Congress leader Rahul Gandhi called for a nationwide lockdown as the country’s tally of coronavirus infections surged past 20 million on Tuesday, becoming the second nation after the United States to pass the grim milestone.
A patient suffering from the coronavirus disease (COVID-19) receives treatment inside the casualty ward at a hospital in New Delhi, India, May 1, 2021. Photo: Reuters/Danish Siddiqui
Bengaluru: Congress leader Rahul Gandhi called for a nationwide lockdown as the country’s tally of coronavirus infections surged past 20 million on Tuesday, becoming the second nation after the United States to pass the grim milestone.
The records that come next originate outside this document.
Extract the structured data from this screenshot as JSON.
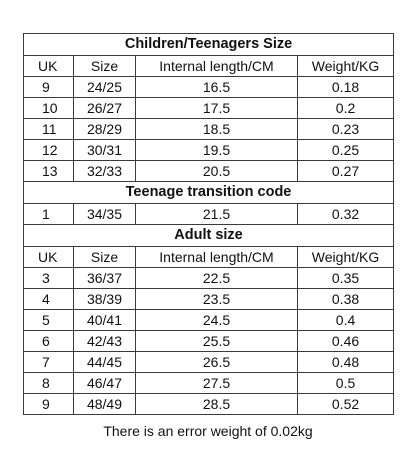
{
  "sections": [
    {
      "title": "Children/Teenagers Size",
      "header": [
        "UK",
        "Size",
        "Internal length/CM",
        "Weight/KG"
      ],
      "rows": [
        [
          "9",
          "24/25",
          "16.5",
          "0.18"
        ],
        [
          "10",
          "26/27",
          "17.5",
          "0.2"
        ],
        [
          "11",
          "28/29",
          "18.5",
          "0.23"
        ],
        [
          "12",
          "30/31",
          "19.5",
          "0.25"
        ],
        [
          "13",
          "32/33",
          "20.5",
          "0.27"
        ]
      ]
    },
    {
      "title": "Teenage transition code",
      "header": [],
      "rows": [
        [
          "1",
          "34/35",
          "21.5",
          "0.32"
        ]
      ]
    },
    {
      "title": "Adult size",
      "header": [
        "UK",
        "Size",
        "Internal length/CM",
        "Weight/KG"
      ],
      "rows": [
        [
          "3",
          "36/37",
          "22.5",
          "0.35"
        ],
        [
          "4",
          "38/39",
          "23.5",
          "0.38"
        ],
        [
          "5",
          "40/41",
          "24.5",
          "0.4"
        ],
        [
          "6",
          "42/43",
          "25.5",
          "0.46"
        ],
        [
          "7",
          "44/45",
          "26.5",
          "0.48"
        ],
        [
          "8",
          "46/47",
          "27.5",
          "0.5"
        ],
        [
          "9",
          "48/49",
          "28.5",
          "0.52"
        ]
      ]
    }
  ],
  "footnote": "There is an error weight of 0.02kg"
}
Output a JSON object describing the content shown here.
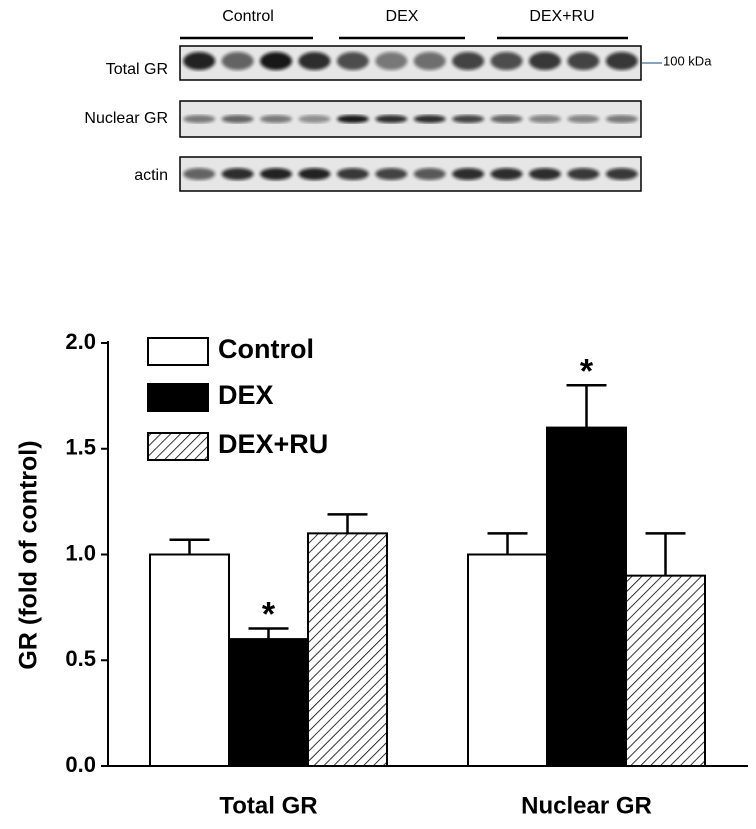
{
  "blot": {
    "groups": [
      "Control",
      "DEX",
      "DEX+RU"
    ],
    "rows": [
      "Total GR",
      "Nuclear GR",
      "actin"
    ],
    "marker": "100 kDa"
  },
  "chart_data": {
    "type": "bar",
    "y_label": "GR (fold of control)",
    "categories": [
      "Total GR",
      "Nuclear GR"
    ],
    "series": [
      {
        "name": "Control",
        "color": "#ffffff",
        "values": [
          1.0,
          1.0
        ],
        "errors": [
          0.07,
          0.1
        ]
      },
      {
        "name": "DEX",
        "color": "#000000",
        "values": [
          0.6,
          1.6
        ],
        "errors": [
          0.05,
          0.2
        ]
      },
      {
        "name": "DEX+RU",
        "color": "#ffffff",
        "hatch": true,
        "values": [
          1.1,
          0.9
        ],
        "errors": [
          0.09,
          0.2
        ]
      }
    ],
    "annotations": [
      {
        "text": "*",
        "series": 1,
        "category": 0
      },
      {
        "text": "*",
        "series": 1,
        "category": 1
      }
    ],
    "ylim": [
      0,
      2.0
    ],
    "yticks": [
      {
        "value": 0,
        "label": "0.0"
      },
      {
        "value": 0.5,
        "label": "0.5"
      },
      {
        "value": 1.0,
        "label": "1.0"
      },
      {
        "value": 1.5,
        "label": "1.5"
      },
      {
        "value": 2.0,
        "label": "2.0"
      }
    ],
    "grid": false,
    "legend": "top-left"
  }
}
India’s deadly second wave of infections, the world’s biggest surge in coronavirus infections, has seen it take just over four months to add 10 million cases, versus more than 10 months for its first 10 million. Currently, the country has 3.45 million active cases.
“The only way to stop the spread of Corona now is a full lockdown… GOI’s inaction is killing many innocent people,” Congress MP Gandhi said on Twitter, referring to the Government of India.
Prime Minister Narendra Modi’s government is reluctant to impose a national lockdown due to the economic fall out, yet several states have imposed various social restrictions.
The surge in cases of a highly infectious variant of COVID-19 has swamped the health system, drained supplies of medical oxygen vital for survival for those infected, and seen patients dying in ambulances and carparks outside hospitals.
India has postponed exams for trainee doctors and nurses in a desperate effort to fight the infections sweeping across the world’s second-most populous country.
Modi has been criticised for not moving sooner to limit the latest wave of infections and for letting millions of largely unmasked people attend religious festivals and crowded political rallies during March and April.
“What the recent weeks reveal is that both Centre and states have been woefully unprepared for the second wave,” an editorial in the Times of India said on Tuesday.
Offering a glimmer of hope, the health ministry said positive cases relative to the number of tests fell on Monday for the first time since at least April 15.